Tuesday, June 04, 2013

Stuff we don't often see discussed: the physics of mosh pits and the economics of ticket scalping

A few months ago I came across a story about the physics of mosh pits.  A few Cornell physicists (and part time metalheads) were blurring the lines between work and hobby, and their article came complete with a link to a mosh pit simulator.  I loved it.  No, it was just about the coolest thing ever.

Now their study has been published in Physical Review Letters, one of the top physics journals in the world. How much is there to love about this article?

1) The title is "Collective Motion of Humans in Mosh and Circle Pits at Heavy Metal Concerts".

2) In the acknowledgements, it's noted that "field work was independently funded by J. L. Silverberg" (the lead author of the paper).

3) The hilarious overuse of scientific language, e.g. "a collective phenomenon consisting of 10^1 - 10^2 participants commonly referred to as a mosh pit".

4) The Cohen group (i.e. the principal investigator of the study) are becoming minor celebrities out of this, check out the insanely long list of media outlets that have picked up on this story.

5) They are a shoo-in to grab the IgNobel prize for physics this year.

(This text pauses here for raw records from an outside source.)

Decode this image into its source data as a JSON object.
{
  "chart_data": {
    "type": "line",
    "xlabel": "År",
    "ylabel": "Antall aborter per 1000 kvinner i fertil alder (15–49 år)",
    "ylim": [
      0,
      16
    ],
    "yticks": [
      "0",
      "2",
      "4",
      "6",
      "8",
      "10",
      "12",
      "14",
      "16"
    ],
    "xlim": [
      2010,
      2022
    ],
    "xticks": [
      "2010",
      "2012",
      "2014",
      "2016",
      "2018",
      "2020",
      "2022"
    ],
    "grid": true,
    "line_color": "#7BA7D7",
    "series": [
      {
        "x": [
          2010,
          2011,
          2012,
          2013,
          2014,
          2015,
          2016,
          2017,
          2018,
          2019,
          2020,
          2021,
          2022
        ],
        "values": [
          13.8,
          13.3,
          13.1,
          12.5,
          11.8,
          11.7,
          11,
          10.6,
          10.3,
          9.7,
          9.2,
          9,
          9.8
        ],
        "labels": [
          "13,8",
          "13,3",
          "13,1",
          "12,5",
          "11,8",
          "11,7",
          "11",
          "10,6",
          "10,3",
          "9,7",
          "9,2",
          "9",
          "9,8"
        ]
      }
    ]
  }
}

In other news, Adam Davidson examines the wildly counterintuitive business of ticket scalping in the New York Times.  It turns out that artists such as Bruce Springsteen, who undercharge relative to the prices that the market would bear, are inadvertently encouraging scalping.  The article ignores the psychological aspect of scalping, where there exists only a narrow window of time in the days leading up to the concert where the anticipation builds for the event and one can maximize the profits from scalping.  This would seem to make an already complex issue even more complex.  

I don't get the Kid Rock model of selling the best 1000 seats at a much higher price than the rest, because are fans really going to shell out that much for only marginally better seats?  And if they are willing to shell out the money, won't the scalpers still want to buy up those seats, because they still stand to make more money selling a small number of those expensive seats rather than a larger number of very inexpensive seats?  The third option is that the scalpers will stay away from those types of shows entirely, but is there really any data to support that?